With 450 pages, I am only on 150. It is very heavy reading. I can only read so much at a time.
I am also researching how the body runs under alkiline conditions. Meaning if the body is too acid, it cant be healthy and would have a hard time healing. It is called the PH Miracle diet (see it online). It is quite extreme, however I am looking at it, or willing to trying most of it.
Tonight I watched Spontaneous Healing br Dr Andrew Weil. His words confirmned my thinking. He talks about what it takes to heal.
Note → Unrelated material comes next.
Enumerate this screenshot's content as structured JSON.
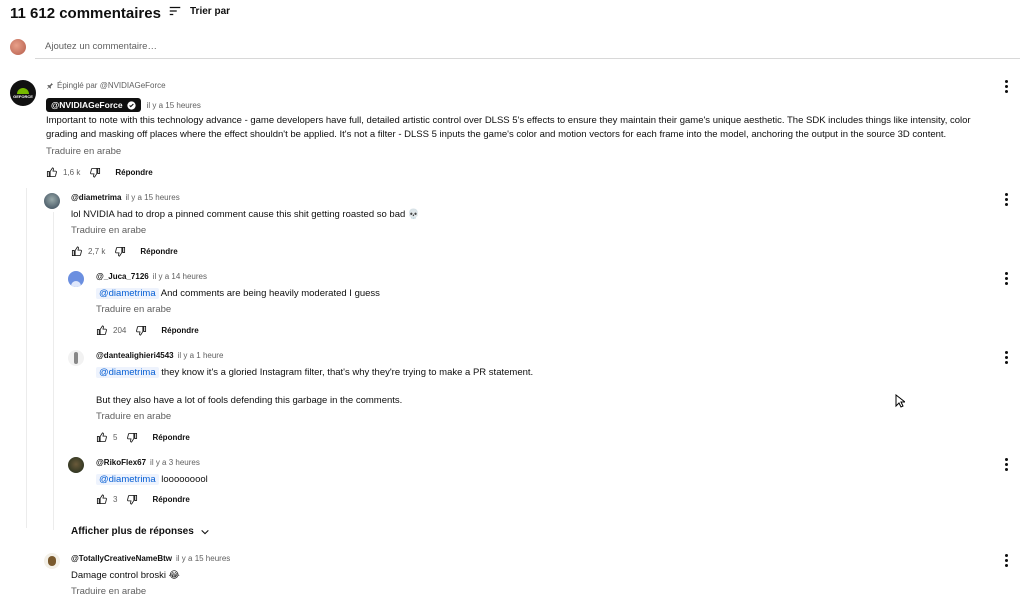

He lists 7 things he has seen from his patients who healed.
1. Did not take NO for an answer ( became a difficult patient)
2. Actively sought out info-took charge
3. Sought out other people who have been healed.
4. Formned constructive partnerships with health professionals
5. Did not hesitate to make radical changes in their life
6. Look back regarding disease as a gift ( forced into a new way of living)
7. Cultivated attitude of self acceptance ( letting go of the fight)
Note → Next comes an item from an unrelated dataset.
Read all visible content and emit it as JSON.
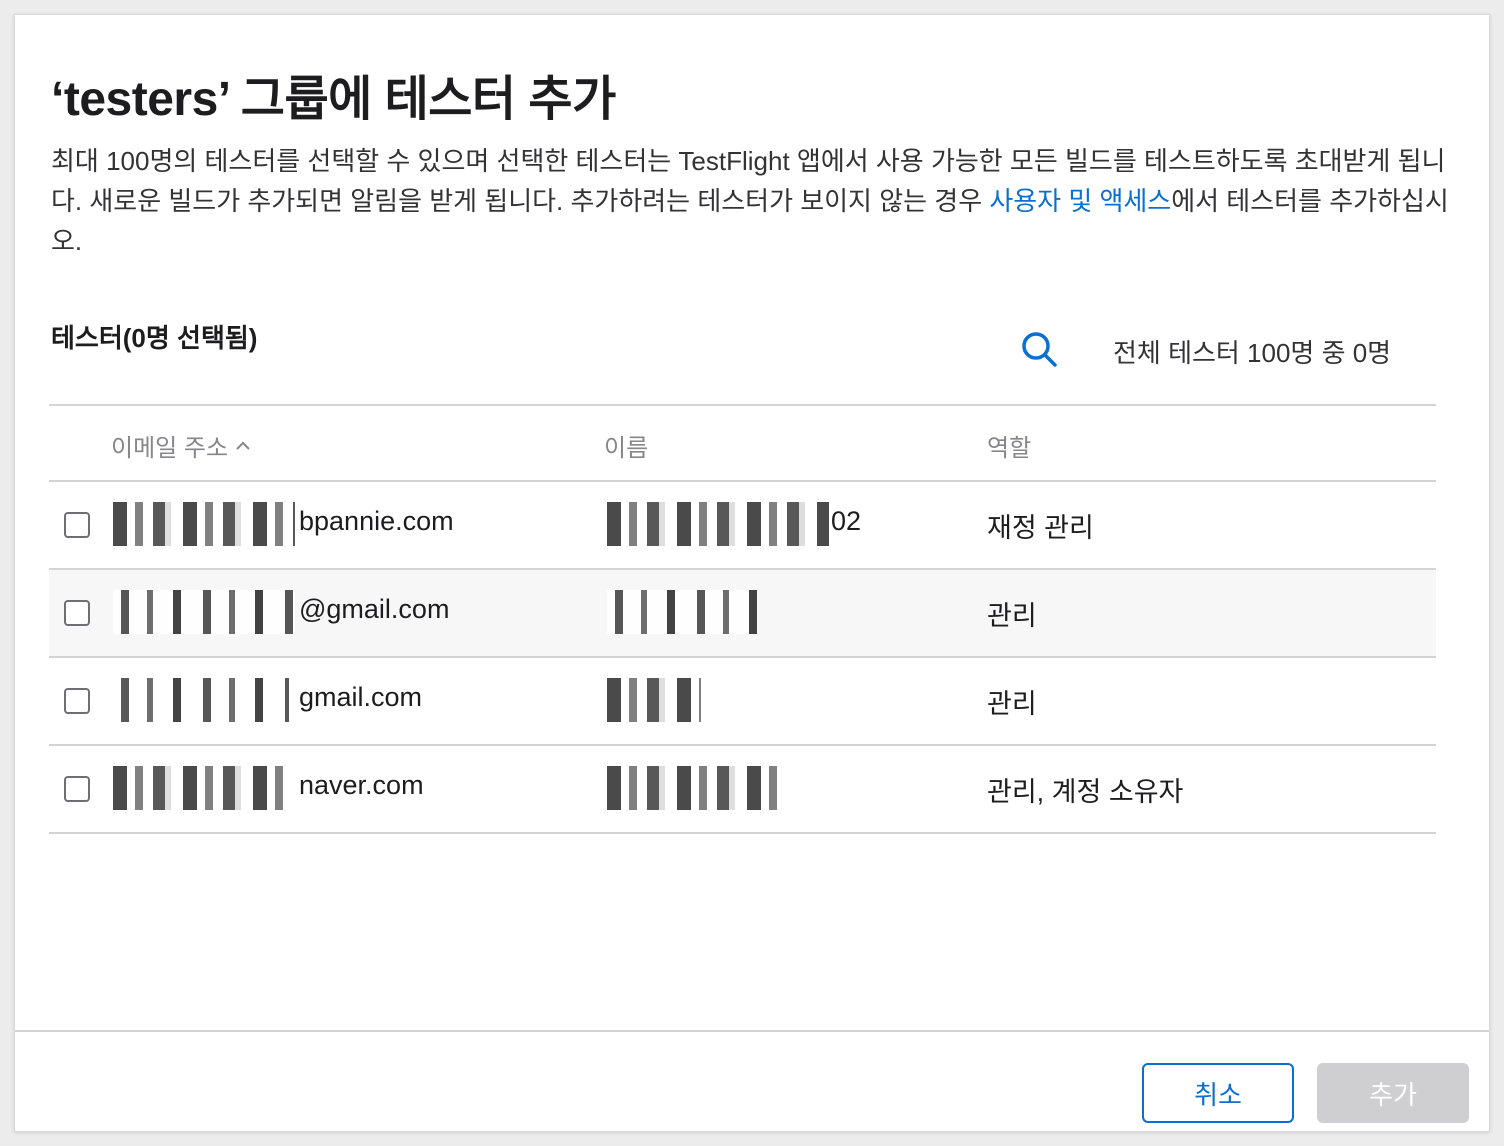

These are all things I am working on.

I have done alot of things in my life. Such as, I said I am going to do THAT. Yet, I didnt know HOW I was going to do it. Step by step it all happened.

Onward and upward.

Love, Suzanne a cancer survivor

Monday, October 02, 2006

Ohhhhh, I had the time of my life!

Sat Sept 30, my sons, daughters in law, Barry/Carl and close friends threw a suprise 60th birthday party...And what a party it was! 120 friends and family.
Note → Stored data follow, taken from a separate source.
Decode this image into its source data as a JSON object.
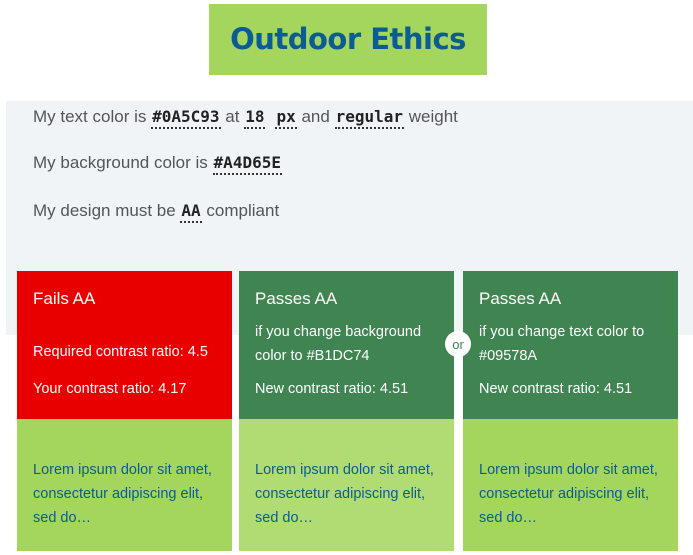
{
  "header": {
    "logo_text": "Outdoor Ethics"
  },
  "settings": {
    "line1_prefix": "My text color is",
    "text_color": "#0A5C93",
    "line1_at": "at",
    "font_size": "18",
    "font_unit": "px",
    "line1_and": "and",
    "weight": "regular",
    "line1_suffix": "weight",
    "line2_prefix": "My background color is",
    "bg_color": "#A4D65E",
    "line3_prefix": "My design must be",
    "level": "AA",
    "line3_suffix": "compliant"
  },
  "cards": [
    {
      "title": "Fails AA",
      "required": "Required contrast ratio: 4.5",
      "ratio": "Your contrast ratio: 4.17",
      "body": "Lorem ipsum dolor sit amet, consectetur adipiscing elit, sed do…"
    },
    {
      "title": "Passes AA",
      "subtitle": "if you change background color to #B1DC74",
      "ratio": "New contrast ratio: 4.51",
      "body": "Lorem ipsum dolor sit amet, consectetur adipiscing elit, sed do…"
    },
    {
      "title": "Passes AA",
      "subtitle": "if you change text color to #09578A",
      "ratio": "New contrast ratio: 4.51",
      "body": "Lorem ipsum dolor sit amet, consectetur adipiscing elit, sed do…"
    }
  ],
  "or_label": "or",
  "colors": {
    "fail_red": "#E80000",
    "pass_green": "#3F8451",
    "bg_green": "#A4D65E",
    "alt_bg_green": "#B1DC74",
    "text_blue": "#0A5C93",
    "panel_gray": "#F0F4F7"
  }
}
ME the one that nothing gets by. ME the one who has an intuitive gut...never had a clue. Now I know my family and friends CAN keep a secret.

It was held at a rustic winery in Livermore with a huge barn. There was BBQ chicken, pork, ceaser salad...plenty of wine and beer and oh, the beautiful cakes.
Did I mention 2 bands? Yes, me a dancing queen was dancing all night along with all the other dancing queens in the barn. Some how this hurt hip that does not allow me to walk far and has an obvious limp lets me dance myself silly!

THANK YOU to all of you who came and made this such a joyous occasion.

My friend Jolene was a sneaky shil along with Barry/Carl in getting me there. Jolene has recently moved to Colorado and was here to visit friends and she came to my house for a visit sat afternoon. She says there is this brand new BBQ resturant in Livermore and my friend Tom and I are going to take you and Barry/Carl tonight. When Barry/Carl got home, he said Yeah, I LOVE BBQ lets go. Jolene says everyone dresses in cowboy hats and I know you have cowboy boots.
A way we go, Jolene driving with me, Barry/Carl in the back seat, we will meet Tom there.
As we drove in the country roads of Livermore, I thought--this resturant will never make it, way too far out to draw a crowd. We couldnt fnd the address and drove up off the road to ask at the nearest country house " Where was this BBQ place"". As we went up the driveway to the house I saw a dog and a large man standing in front of his house. I thought , he's going to tell us to get OFF his property.
Then Jolene says, "oh thats Tom". We make the easy curve to the right in the driveway and here are people tons of people. I say out loud-"I know some of these people...What, these are my friends???!!! WHAT is going on here???? Some one pulls the door open and they are saying Happy Birthday !!! I am in shock, really good shock, and I am crying.
So many off you worked your fanny off to make this a success. The event was seamless. When it was time to dance-tables cleared, folded and dissapeared. It was like that all night.

Everyone should have a suprise birthady party-EVERYONE. It is an overwelming feeling of happiness and love. I saw friends I have not seen for years and years.

Sunday a brunch at Joe and Deb's house with Rod, Lara and Jake ( all the way from Texas), family, Barry/Carl. Michelle and Jolene. Another great day!